この物語は、トムがアパートにいる時間(昼)とハティの庭園にいる時間(夜)、物語の進む章と、立ち止まる章とが、交互に組み合わさっています。その構造(組み立て)が緻密で、建築物のように感じます。

13章 トムとハティがどちらが幽霊かでけんかをし、ハティが泣く(一つ目の山場)

→14章 ハティの正体を知ろうとして、トムは辞典を調べる(合間)

18章 ハティが木から落ち、意識を失う(二つ目の山場)

→19章 「時」のことが気になる(合間)

20章 大時計の鍵を開け、黙示録の句をつきとめる(三つ目の山場、物語の核心)

→21章 「時」のことを調べる(合間)

22章・23章 スケートの旅(水平構造。川が凍る=時が止まる)。川を離れて、イーリーの大聖堂に登る(垂直構造。時を永遠と取りかえる試み)(四つ目の山場)

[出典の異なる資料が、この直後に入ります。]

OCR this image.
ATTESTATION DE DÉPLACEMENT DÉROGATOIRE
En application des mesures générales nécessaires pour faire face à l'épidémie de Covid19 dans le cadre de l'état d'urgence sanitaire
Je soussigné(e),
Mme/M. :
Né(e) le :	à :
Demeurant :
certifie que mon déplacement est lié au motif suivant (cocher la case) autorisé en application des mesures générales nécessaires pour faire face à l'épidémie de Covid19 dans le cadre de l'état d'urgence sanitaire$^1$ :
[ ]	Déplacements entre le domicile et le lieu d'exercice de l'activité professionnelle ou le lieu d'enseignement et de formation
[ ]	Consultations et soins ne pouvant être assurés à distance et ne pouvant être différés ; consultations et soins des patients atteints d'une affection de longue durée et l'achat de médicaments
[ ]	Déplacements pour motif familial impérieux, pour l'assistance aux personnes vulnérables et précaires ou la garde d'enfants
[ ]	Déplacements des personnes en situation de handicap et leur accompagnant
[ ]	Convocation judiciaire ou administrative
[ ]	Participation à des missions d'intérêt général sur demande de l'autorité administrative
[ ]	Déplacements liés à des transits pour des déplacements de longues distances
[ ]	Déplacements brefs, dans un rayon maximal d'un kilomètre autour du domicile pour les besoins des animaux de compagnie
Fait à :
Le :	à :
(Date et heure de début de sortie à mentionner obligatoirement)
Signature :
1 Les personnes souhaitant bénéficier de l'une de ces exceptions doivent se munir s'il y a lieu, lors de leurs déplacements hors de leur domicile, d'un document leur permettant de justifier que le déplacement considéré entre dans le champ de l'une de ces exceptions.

トムのお母さんから手紙が届き、トムは次の土曜日(四日後)には帰らないといけなくなります。

ピーターの手紙には「気をつけろ」とありますが、お母さんが来ることをトムが止められるはずもありません。

そこで、トムの唯一の希望は、ハティと約束した、大時計の文字盤の絵でした。その絵の謎を解けば、ハティとずっといられるかもしれない。そう思って、早く夜になってほしいと願います。その意味では、時の移ろいはトムの味方でした。けれども、終わりが近づくという意味では、それはトムの敵なのでした。

トムは、グウェンおばさんと外出し、昼の時間をつぶします。そして町の汚い川を見ます。それは以前、ハティに「壁のむこうには何が見えるの?」と言われて、庭園の外に眺めた、あの川でした。

「家だの、工場だのがつぎつぎに建てられたからでしょ」

時の移ろいは止められないこと。思い出はどんどん現在と乖離していくこと。どこかノスタルジックで、作者の隠れたメッセージである気がします。